Saturday, November 23, 2013
The bees and I are not liking this cold weather. I leave for work when it’s freezing cold and just light, and come home in the pitch dark, so weekdays are out for any bee activity. I can only hope for dry, semi-warm weekends to get things done. I’m realizing the importance of a yearly schedule and having a plan in place well beforehand. Being a newbie, I’m always thinking and rethinking about the bees – usually around 2 am, which doesn’t make for a good night’s sleep.
YH2 in Trouble
We had a brief warm snap last weekend when temps pushed up into the mid-50’s, so I took the opportunity to lay lots of candy across the top frames. When I opened Yellow Hive 2 (YH2), the number of bees appeared to be dramatically reduced. Not good at all. Of course, it was too cold to dig in and see what the problem might be. Queenlessness is always my first fear, which in this weather means the hive will likely die. Even if they do produce another queen at this point, there aren’t any drones left to mate with her, so reproduction will stop and the bees will gradually die out.
Executing the Winter Plan
I’ve continued finalizing my plans for the internal hive configuration. Better late than never, I hope. Winter is a scary time for a beekeeper. You can’t get into the hives to see what’s going on. It’s cold outside, so the bees stay inside – there’s no outside activity to tell you what’s going on. It’s easy to imagine the worst, that condensation is building up and collecting on the bees, or they’re dying out from losing their queen, or they’re starving because there aren’t enough stores, or they’re being infested by mites or wax moths or wax beetles. No matter, you just sit tight and hope you’re doing the best you can do for the girls, and wait for another warm snap to hit so you can get out and check on them.

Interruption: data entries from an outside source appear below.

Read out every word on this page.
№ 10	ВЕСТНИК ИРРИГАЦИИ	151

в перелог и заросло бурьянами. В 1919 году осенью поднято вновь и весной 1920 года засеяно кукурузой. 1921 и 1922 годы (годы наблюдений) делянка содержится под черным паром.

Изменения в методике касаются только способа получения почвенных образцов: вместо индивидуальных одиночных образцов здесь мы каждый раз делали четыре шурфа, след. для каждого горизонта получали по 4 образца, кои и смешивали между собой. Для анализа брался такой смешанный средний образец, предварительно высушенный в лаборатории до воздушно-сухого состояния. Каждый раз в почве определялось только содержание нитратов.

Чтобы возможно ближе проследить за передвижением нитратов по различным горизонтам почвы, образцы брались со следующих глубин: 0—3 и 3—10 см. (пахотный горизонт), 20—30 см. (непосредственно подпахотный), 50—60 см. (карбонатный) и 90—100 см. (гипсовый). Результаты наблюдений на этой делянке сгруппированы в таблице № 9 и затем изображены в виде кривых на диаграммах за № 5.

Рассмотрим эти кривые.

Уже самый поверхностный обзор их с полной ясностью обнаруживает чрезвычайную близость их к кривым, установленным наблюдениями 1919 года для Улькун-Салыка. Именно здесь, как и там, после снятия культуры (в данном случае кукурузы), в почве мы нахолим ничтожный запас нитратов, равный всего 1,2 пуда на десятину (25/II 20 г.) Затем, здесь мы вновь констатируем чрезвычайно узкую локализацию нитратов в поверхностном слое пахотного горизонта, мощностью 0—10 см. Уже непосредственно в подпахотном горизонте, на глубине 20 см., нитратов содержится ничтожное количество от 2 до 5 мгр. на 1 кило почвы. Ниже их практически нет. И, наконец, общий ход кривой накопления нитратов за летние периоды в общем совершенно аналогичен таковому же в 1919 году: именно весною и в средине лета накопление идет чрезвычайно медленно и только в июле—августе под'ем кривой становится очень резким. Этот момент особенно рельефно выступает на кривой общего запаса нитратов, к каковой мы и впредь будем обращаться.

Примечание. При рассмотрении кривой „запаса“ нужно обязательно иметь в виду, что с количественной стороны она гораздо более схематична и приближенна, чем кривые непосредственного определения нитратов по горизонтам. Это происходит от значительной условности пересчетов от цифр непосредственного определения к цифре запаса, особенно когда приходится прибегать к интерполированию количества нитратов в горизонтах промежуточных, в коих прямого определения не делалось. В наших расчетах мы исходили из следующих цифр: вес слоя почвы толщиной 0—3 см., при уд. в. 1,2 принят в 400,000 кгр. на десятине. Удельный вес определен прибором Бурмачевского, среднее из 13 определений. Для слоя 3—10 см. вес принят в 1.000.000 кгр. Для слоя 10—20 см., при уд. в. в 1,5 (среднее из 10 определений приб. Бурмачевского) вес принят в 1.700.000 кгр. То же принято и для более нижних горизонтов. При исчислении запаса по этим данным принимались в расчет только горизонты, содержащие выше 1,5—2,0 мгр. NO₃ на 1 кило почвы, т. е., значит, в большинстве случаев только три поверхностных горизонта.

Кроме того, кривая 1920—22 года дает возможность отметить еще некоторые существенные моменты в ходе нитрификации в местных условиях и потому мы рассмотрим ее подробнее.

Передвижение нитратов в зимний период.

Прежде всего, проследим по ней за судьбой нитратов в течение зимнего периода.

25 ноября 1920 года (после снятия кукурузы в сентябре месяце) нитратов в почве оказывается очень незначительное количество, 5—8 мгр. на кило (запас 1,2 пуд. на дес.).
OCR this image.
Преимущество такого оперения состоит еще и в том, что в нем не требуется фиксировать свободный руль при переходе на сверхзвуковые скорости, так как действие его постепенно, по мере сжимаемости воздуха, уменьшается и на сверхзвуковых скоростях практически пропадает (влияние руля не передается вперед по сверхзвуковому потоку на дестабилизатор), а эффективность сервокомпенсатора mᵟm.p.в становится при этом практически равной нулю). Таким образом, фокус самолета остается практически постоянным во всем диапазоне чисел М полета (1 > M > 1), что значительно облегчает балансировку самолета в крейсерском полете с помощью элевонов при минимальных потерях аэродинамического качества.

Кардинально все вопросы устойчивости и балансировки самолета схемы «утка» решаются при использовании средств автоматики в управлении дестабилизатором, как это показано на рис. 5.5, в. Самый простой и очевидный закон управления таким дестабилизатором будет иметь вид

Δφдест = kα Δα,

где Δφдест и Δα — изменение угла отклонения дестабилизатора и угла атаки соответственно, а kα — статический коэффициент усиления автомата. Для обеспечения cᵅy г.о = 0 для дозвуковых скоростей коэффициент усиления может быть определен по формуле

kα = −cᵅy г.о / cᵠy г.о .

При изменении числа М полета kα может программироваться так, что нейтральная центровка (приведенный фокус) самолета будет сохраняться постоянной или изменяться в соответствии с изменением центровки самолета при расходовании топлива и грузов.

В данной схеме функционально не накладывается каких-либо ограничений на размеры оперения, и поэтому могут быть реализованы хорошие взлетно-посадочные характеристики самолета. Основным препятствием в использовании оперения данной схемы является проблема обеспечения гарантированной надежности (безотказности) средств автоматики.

Today was sunny and cold, but low 40s is better than low 30s, and I had no intention of opening the hives and exposing the bees. I just needed to rework the top portion to help improve the ventilation. So here’s our winter hive configuration, inside and out…
- Exterior wind barriers covering the back and sides. These seem to be working well, and they extend below the bottoms of the hives to prevent too much wind from going up through the bottom screens.

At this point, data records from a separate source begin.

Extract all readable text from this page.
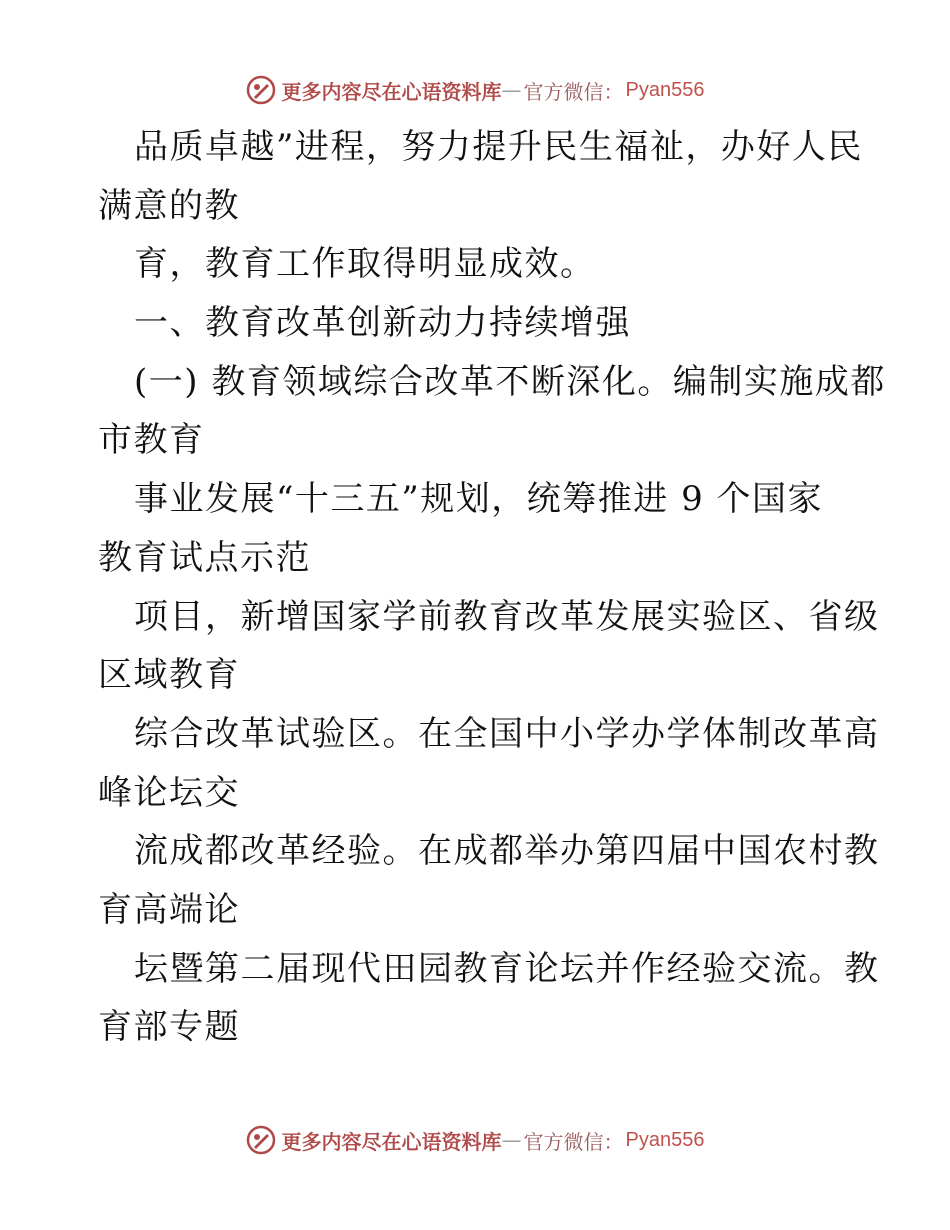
更多内容尽在心语资料库 — 官方微信： Pyan556
品质卓越”进程，努力提升民生福祉，办好人民
满意的教
育，教育工作取得明显成效。
一、教育改革创新动力持续增强
(一) 教育领域综合改革不断深化。编制实施成都
市教育
事业发展“十三五”规划，统筹推进 9 个国家
教育试点示范
项目，新增国家学前教育改革发展实验区、省级
区域教育
综合改革试验区。在全国中小学办学体制改革高
峰论坛交
流成都改革经验。在成都举办第四届中国农村教
育高端论
坛暨第二届现代田园教育论坛并作经验交流。教
育部专题
更多内容尽在心语资料库 — 官方微信： Pyan556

2. I added bottom boards on YH2 and Green Hive 1 (GH1). BH3 is a home built hive and doesn’t have a slot for adding the mite board, so the screened bottom board is left open.
3. 2 inch high spacer frames are added onto the top hive body with a top entrance drilled into the front for ventilation and an upper exit.
4. The top inner cover is flipped so the shim side is down, and I stapled fine metal screen across the hole so the bees can’t get to the top of the hive. This also provides another top entrance and allows for more ventilation in the hive.
5. The hubster made some great ventilation spacers to add above the inner cover and beneath the top telescoping cover. The bees cannot get into this box.
- The holes on the sides are drilled upwards to prevent rain water from entering the box.
- The holes are positioned just beneath the outside rim of the top cover, which extends out from the holes to keep water out.
- 1/2 inch ventilation holes were drilled on two sides then covered with mesh on the inside to prevent bees from entering the box and to keep critters out.
- Window screen was stapled to the bottom of the frame to allow it to hold wood chips. The wood chips will help absorb moisture from the condensation.
I know I said I wouldn’t open the hives and expose the girls, but I couldn’t resist taking a peek. All three hives, including YH2, are full of bees on top devouring the candy. I’m feeling much better now about closing them up and letting them go til the next warm day comes and I can add more candy.
Til then, I have a few good beekeeping books sitting on my bed stand. Never to early to start preparing for spring!